Appropriazione (ownership). Il fatto che i beneficiari di un progetto si approprino dei benefici generati dal progetto stesso e li sentano come propri è uno degli elementi principali che distingue la cooperazione allo sviluppo dall’assistenzialismo. La partecipazione dei beneficiari al progetto e lo sviluppo di un partenariato reale sono elementi fondamentali per assicurare una buona ownership. Nella conferenza di Kathmandu è stato evidente come l’appropriazione sia già avvenuta prima ancora della fine delle attività. CIAI ha partecipato quasi come osservatore esterno, lasciando agli altri partner la conduzione degli approfondimenti tematici, la gestione delle relazioni istituzionali e l’identificazione di percorsi evolutivi di questa esperienza. Quello che il progetto sta ancora realizzando è già completamente nelle mani dei nostri partner.
Sostenibilità. Intesa come possibilità che i meccanismi di cambiamento positivo innescati da un progetto possano continuare anche dopo la fine del progetto stesso e non come mera prosecuzione delle attività di progetto.
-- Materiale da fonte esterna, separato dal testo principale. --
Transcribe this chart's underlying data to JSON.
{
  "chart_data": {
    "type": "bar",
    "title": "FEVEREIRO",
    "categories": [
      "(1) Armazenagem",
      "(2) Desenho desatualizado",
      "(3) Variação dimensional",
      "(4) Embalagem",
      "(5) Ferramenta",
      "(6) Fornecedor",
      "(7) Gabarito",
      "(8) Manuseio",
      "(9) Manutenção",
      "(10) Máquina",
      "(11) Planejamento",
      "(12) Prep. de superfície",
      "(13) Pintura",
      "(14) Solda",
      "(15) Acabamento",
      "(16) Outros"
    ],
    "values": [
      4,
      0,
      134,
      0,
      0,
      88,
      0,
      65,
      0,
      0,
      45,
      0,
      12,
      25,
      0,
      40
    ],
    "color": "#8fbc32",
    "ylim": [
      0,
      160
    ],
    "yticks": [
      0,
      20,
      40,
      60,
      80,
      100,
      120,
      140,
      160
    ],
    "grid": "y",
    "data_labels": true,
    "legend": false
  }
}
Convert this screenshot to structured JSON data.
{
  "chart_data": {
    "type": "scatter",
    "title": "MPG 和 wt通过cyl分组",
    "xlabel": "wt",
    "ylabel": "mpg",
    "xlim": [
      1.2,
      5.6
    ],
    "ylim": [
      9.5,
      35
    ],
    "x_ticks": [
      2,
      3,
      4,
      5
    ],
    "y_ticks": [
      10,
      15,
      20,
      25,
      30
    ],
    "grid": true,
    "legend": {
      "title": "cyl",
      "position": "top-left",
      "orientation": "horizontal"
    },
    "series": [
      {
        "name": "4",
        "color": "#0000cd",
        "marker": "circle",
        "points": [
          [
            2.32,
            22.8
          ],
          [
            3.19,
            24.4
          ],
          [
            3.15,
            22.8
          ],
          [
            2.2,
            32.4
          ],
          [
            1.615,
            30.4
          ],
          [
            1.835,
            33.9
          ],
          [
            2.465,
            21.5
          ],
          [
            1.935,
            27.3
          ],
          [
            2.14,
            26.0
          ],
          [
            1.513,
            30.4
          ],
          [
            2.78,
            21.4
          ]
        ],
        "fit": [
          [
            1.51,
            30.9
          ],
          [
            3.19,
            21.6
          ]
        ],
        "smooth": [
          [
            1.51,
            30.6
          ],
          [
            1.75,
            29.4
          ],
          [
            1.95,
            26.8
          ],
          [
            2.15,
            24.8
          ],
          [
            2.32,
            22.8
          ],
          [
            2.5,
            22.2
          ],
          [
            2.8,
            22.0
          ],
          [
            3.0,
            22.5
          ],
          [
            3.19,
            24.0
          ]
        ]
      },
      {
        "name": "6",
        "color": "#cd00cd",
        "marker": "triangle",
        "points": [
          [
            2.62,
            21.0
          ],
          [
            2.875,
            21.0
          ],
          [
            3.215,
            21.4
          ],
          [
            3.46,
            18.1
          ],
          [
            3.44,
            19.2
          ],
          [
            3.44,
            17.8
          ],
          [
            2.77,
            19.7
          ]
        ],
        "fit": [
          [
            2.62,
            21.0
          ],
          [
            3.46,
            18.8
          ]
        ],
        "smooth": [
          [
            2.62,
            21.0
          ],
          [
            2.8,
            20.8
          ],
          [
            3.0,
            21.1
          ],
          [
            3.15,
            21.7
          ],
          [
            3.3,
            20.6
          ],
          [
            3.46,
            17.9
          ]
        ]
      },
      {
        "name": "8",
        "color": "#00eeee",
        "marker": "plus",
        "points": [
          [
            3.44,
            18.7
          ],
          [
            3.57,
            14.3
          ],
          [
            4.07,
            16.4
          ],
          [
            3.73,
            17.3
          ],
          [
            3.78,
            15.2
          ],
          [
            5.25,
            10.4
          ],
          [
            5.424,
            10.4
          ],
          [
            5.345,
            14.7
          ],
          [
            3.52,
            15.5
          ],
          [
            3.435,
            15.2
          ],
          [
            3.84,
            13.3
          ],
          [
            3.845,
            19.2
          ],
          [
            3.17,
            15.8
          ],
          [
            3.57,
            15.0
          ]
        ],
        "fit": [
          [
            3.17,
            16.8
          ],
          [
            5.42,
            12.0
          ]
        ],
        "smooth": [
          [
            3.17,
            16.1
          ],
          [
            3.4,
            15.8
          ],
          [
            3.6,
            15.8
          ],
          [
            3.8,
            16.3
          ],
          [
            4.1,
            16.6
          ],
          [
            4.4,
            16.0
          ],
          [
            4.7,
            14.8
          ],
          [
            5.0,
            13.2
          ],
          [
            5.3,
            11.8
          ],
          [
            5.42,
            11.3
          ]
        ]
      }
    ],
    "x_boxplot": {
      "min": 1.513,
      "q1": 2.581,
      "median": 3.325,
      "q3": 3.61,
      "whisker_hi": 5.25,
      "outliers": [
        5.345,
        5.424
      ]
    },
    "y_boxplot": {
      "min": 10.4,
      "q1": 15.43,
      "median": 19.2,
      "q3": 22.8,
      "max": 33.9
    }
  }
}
In questo senso il progetto ha già mostrato la propria sostenibilità. Le autorità regionali della SAARC hanno manifestato una chiara volontà di sostenere la SAAGN nel futuro e il fatto che si siano già attivati dei contatti in questa direzione ne è una prova.
Questi meccanismi che riconosciamo nel progetto, sono in realtà alcuni dei principi che la comunità internazionali delle organizzazioni della società civile si è data come principi guida per misurare l’efficacia della cooperazione allo sviluppo. Tali principi sono descritti in quella che è nota come la “Dichiarazione di Istanbul” (http://cso-effectiveness.org/istanbul-principles,067?lang=en) e sono i principi con i quali ogni organizzazione che si occupa di sviluppo dovrebbe confrontarsi per valutare la qualità del proprio lavoro. Secondo le organizzazioni che li hanno proposti, questi principi definiscono l’efficacia di un’organizzazione.
Presentati adesso, i meccanismi virtuosi del progetto che ricalcano dei principi universalmente riconosciti, sembrano lineari e facili. Quasi scontati. Ma non è così. Si tratta di scelte che, nel momento in cui vengono fatte, sembrano sempre andare in salita. Condividere una analisi richiede essere aperti ad una visione del mondo diversa, essere paritari in un partenariato vuol dire sedersi intorno ad un tavolo con uguale forza, lasciare che qualcun altro si appropri di un risultato vuol dire sapersi fare da parte al momento giusto.
Toccare con mano i principi di Istanbul a Kathmandu è stato una bella esperienza che è stata possibile solo grazie al lavoro di tante persone. Questo risultato va quindi al di là di ogni singolo contributo che ciascuno di noi, in tempi, modi e con ruoli diversi, ha dato, rendendoci evidente una volta di più, se ce ne fosse bisogno, che quello per cui lavoriamo va oltre il nostro lavoro e, in definitiva, oltre noi stessi.